Claimants who received notice of the bankruptcy should verify the applicable bar date with the bankruptcy court clerk or an attorney.
Missing this deadline risks permanent disallowance of your claim regardless of its merit.
Do I need a lawyer to file a SmileDirectClub claim?
A lawyer is not legally required to file a proof of claim in the bankruptcy proceeding.
However, dental injury claims, which require expert documentation and damages calculation, benefit significantly from legal representation.
A free consultation with a consumer protection or personal injury attorney can help you assess whether your specific situation warrants retained counsel.
What if I experienced dental damage from SmileDirectClub aligners?

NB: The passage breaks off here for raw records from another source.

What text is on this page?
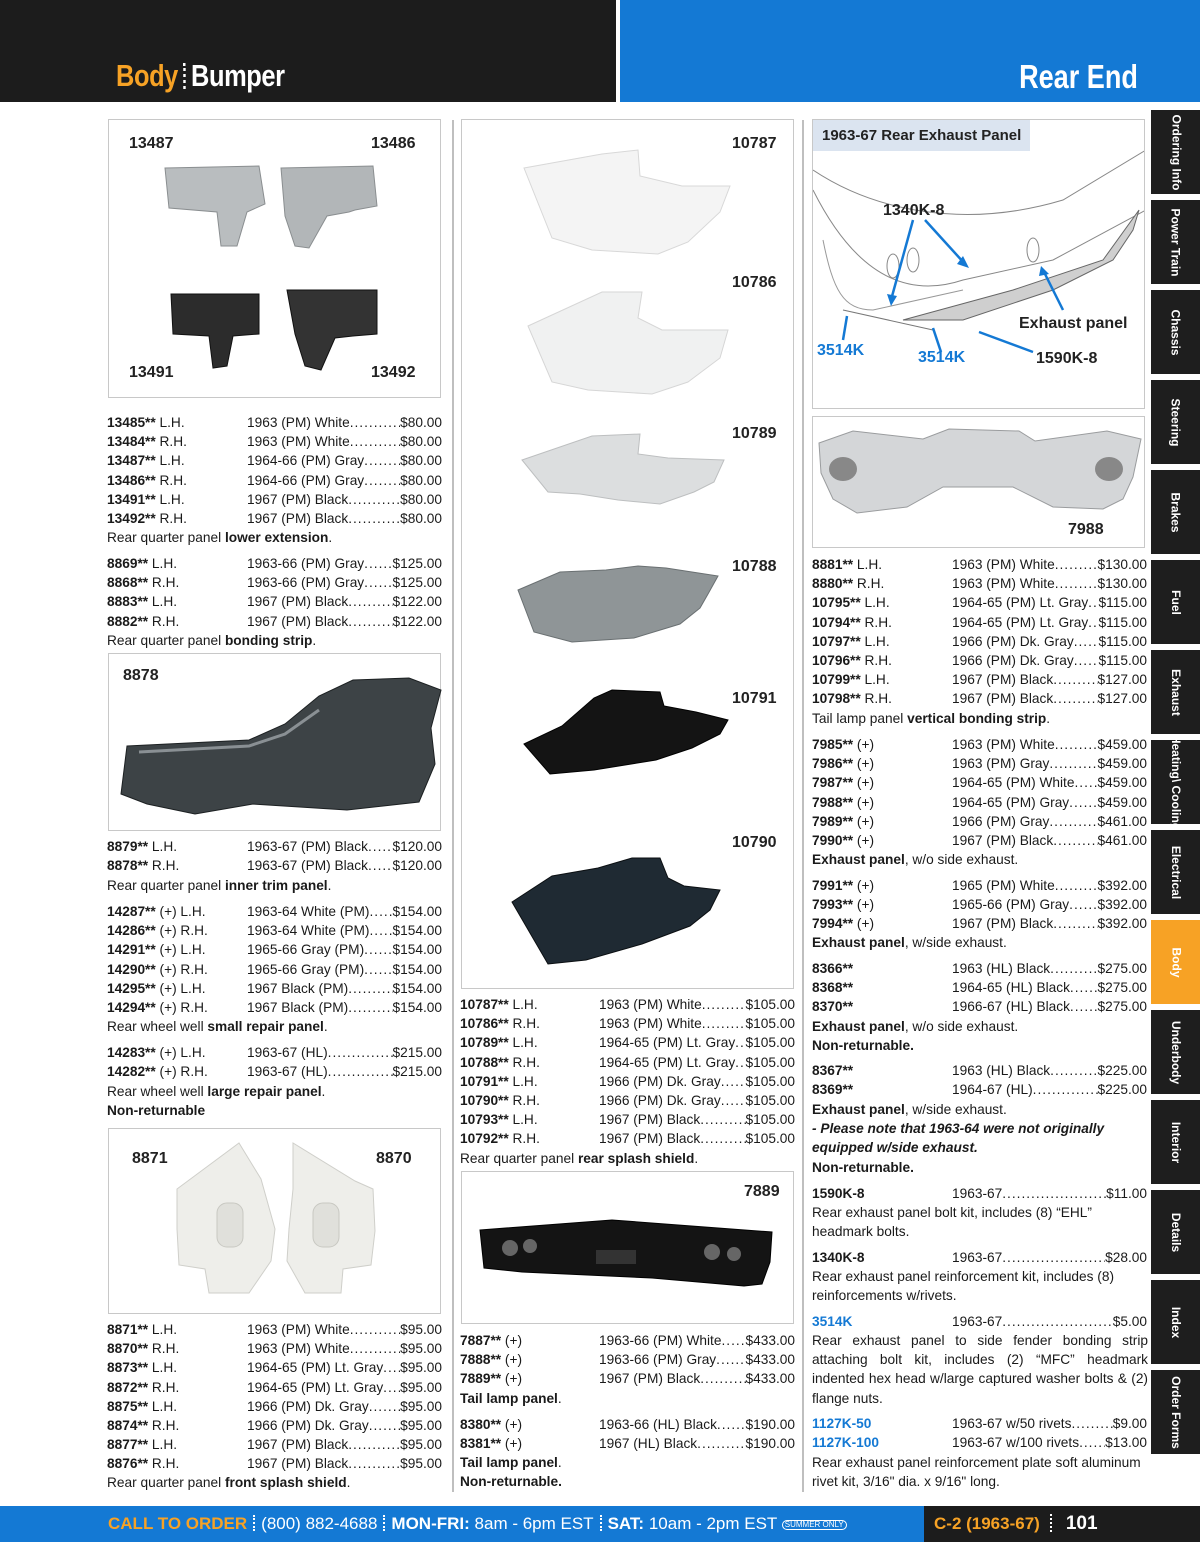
Body Bumper	Rear End
Ordering Info
Power Train
Chassis
Steering
Brakes
Fuel
Exhaust
Heating\ Cooling
Electrical
Body
Underbody
Interior
Details
Index
Order Forms
13487	13486
13491	13492
13485** L.H.	1963 (PM) White .....	$80.00
13484** R.H.	1963 (PM) White .....	$80.00
13487** L.H.	1964-66 (PM) Gray .....	$80.00
13486** R.H.	1964-66 (PM) Gray .....	$80.00
13491** L.H.	1967 (PM) Black .....	$80.00
13492** R.H.	1967 (PM) Black .....	$80.00
Rear quarter panel lower extension.
8869** L.H.	1963-66 (PM) Gray ..... $125.00
8868** R.H.	1963-66 (PM) Gray ..... $125.00
8883** L.H.	1967 (PM) Black .....	$122.00
8882** R.H.	1967 (PM) Black .....	$122.00
Rear quarter panel bonding strip.
8878
8879** L.H.	1963-67 (PM) Black ..... $120.00
8878** R.H.	1963-67 (PM) Black ..... $120.00
Rear quarter panel inner trim panel.
14287** (+) L.H.	1963-64 White (PM) ..... $154.00
14286** (+) R.H.	1963-64 White (PM) ..... $154.00
14291** (+) L.H.	1965-66 Gray (PM) ..... $154.00
14290** (+) R.H.	1965-66 Gray (PM) ..... $154.00
14295** (+) L.H.	1967 Black (PM) .....	$154.00
14294** (+) R.H.	1967 Black (PM) .....	$154.00
Rear wheel well small repair panel.
14283** (+) L.H.	1963-67 (HL) .....	$215.00
14282** (+) R.H.	1963-67 (HL) .....	$215.00
Rear wheel well large repair panel.
Non-returnable
8871	8870
8871** L.H.	1963 (PM) White .....	$95.00
8870** R.H.	1963 (PM) White .....	$95.00
8873** L.H.	1964-65 (PM) Lt. Gray ..... $95.00
8872** R.H.	1964-65 (PM) Lt. Gray ..... $95.00
8875** L.H.	1966 (PM) Dk. Gray ..... $95.00
8874** R.H.	1966 (PM) Dk. Gray ..... $95.00
8877** L.H.	1967 (PM) Black .....	$95.00
8876** R.H.	1967 (PM) Black .....	$95.00
Rear quarter panel front splash shield.
10787
10786
10789
10788
10791
10790
10787** L.H.	1963 (PM) White .....	$105.00
10786** R.H.	1963 (PM) White .....	$105.00
10789** L.H.	1964-65 (PM) Lt. Gray ..... $105.00
10788** R.H.	1964-65 (PM) Lt. Gray ..... $105.00
10791** L.H.	1966 (PM) Dk. Gray ..... $105.00
10790** R.H.	1966 (PM) Dk. Gray ..... $105.00
10793** L.H.	1967 (PM) Black .....	$105.00
10792** R.H.	1967 (PM) Black .....	$105.00
Rear quarter panel rear splash shield.
7889
7887** (+)	1963-66 (PM) White ..... $433.00
7888** (+)	1963-66 (PM) Gray ..... $433.00
7889** (+)	1967 (PM) Black .....	$433.00
Tail lamp panel.
8380** (+)	1963-66 (HL) Black ..... $190.00
8381** (+)	1967 (HL) Black .....	$190.00
Tail lamp panel.
Non-returnable.
1963-67 Rear Exhaust Panel
1340K-8
Exhaust panel
3514K	3514K	1590K-8
7988
8881** L.H.	1963 (PM) White .....	$130.00
8880** R.H.	1963 (PM) White .....	$130.00
10795** L.H.	1964-65 (PM) Lt. Gray ..... $115.00
10794** R.H.	1964-65 (PM) Lt. Gray ..... $115.00
10797** L.H.	1966 (PM) Dk. Gray ..... $115.00
10796** R.H.	1966 (PM) Dk. Gray ..... $115.00
10799** L.H.	1967 (PM) Black .....	$127.00
10798** R.H.	1967 (PM) Black .....	$127.00
Tail lamp panel vertical bonding strip.
7985** (+)	1963 (PM) White .....	$459.00
7986** (+)	1963 (PM) Gray .....	$459.00
7987** (+)	1964-65 (PM) White ..... $459.00
7988** (+)	1964-65 (PM) Gray ..... $459.00
7989** (+)	1966 (PM) Gray .....	$461.00
7990** (+)	1967 (PM) Black .....	$461.00
Exhaust panel, w/o side exhaust.
7991** (+)	1965 (PM) White .....	$392.00
7993** (+)	1965-66 (PM) Gray ..... $392.00
7994** (+)	1967 (PM) Black .....	$392.00
Exhaust panel, w/side exhaust.
8366**	1963 (HL) Black .....	$275.00
8368**	1964-65 (HL) Black ..... $275.00
8370**	1966-67 (HL) Black ..... $275.00
Exhaust panel, w/o side exhaust.
Non-returnable.
8367**	1963 (HL) Black .....	$225.00
8369**	1964-67 (HL) .....	$225.00
Exhaust panel, w/side exhaust.
- Please note that 1963-64 were not originally equipped w/side exhaust.
Non-returnable.
1590K-8	1963-67 .....	$11.00
Rear exhaust panel bolt kit, includes (8) “EHL” headmark bolts.
1340K-8	1963-67 .....	$28.00
Rear exhaust panel reinforcement kit, includes (8) reinforcements w/rivets.
3514K	1963-67 .....	$5.00
Rear exhaust panel to side fender bonding strip attaching bolt kit, includes (2) “MFC” headmark indented hex head w/large captured washer bolts & (2) flange nuts.
1127K-50	1963-67 w/50 rivets .....	$9.00
1127K-100	1963-67 w/100 rivets ..... $13.00
Rear exhaust panel reinforcement plate soft aluminum rivet kit, 3/16" dia. x 9/16" long.
CALL TO ORDER (800) 882-4688 MON-FRI: 8am - 6pm EST SAT: 10am - 2pm EST SUMMER ONLY	C-2 (1963-67) 101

Dental damage is one of the strongest bases for an individual claim but requires documented clinical evidence.
You should obtain dental records reflecting your current condition and seek an independent evaluation from a licensed dentist or orthodontist to establish the nature and extent of your injury.
A personal injury attorney with dental or medical device experience can assess whether your documented injury supports a claim worth pursuing given the bankruptcy recovery limitations.
Closing
The smile direct club lawsuit is a multi-track legal situation that requires claimants to understand where their specific harm fits before they can determine the right path forward. The bankruptcy filing changed the recovery math significantly.
The most time-sensitive action is confirming whether you filed a proof of claim in the bankruptcy court by the applicable bar date. If you have not, consult a bankruptcy or consumer protection attorney immediately to assess whether late filing is still possible.
Dental injury claimants with documented harm have the clearest basis for pursuing individual legal representation. A personal injury attorney who handles dental or medical device cases can evaluate the strength of your records and advise on realistic recovery expectations given the current state of the bankruptcy estate.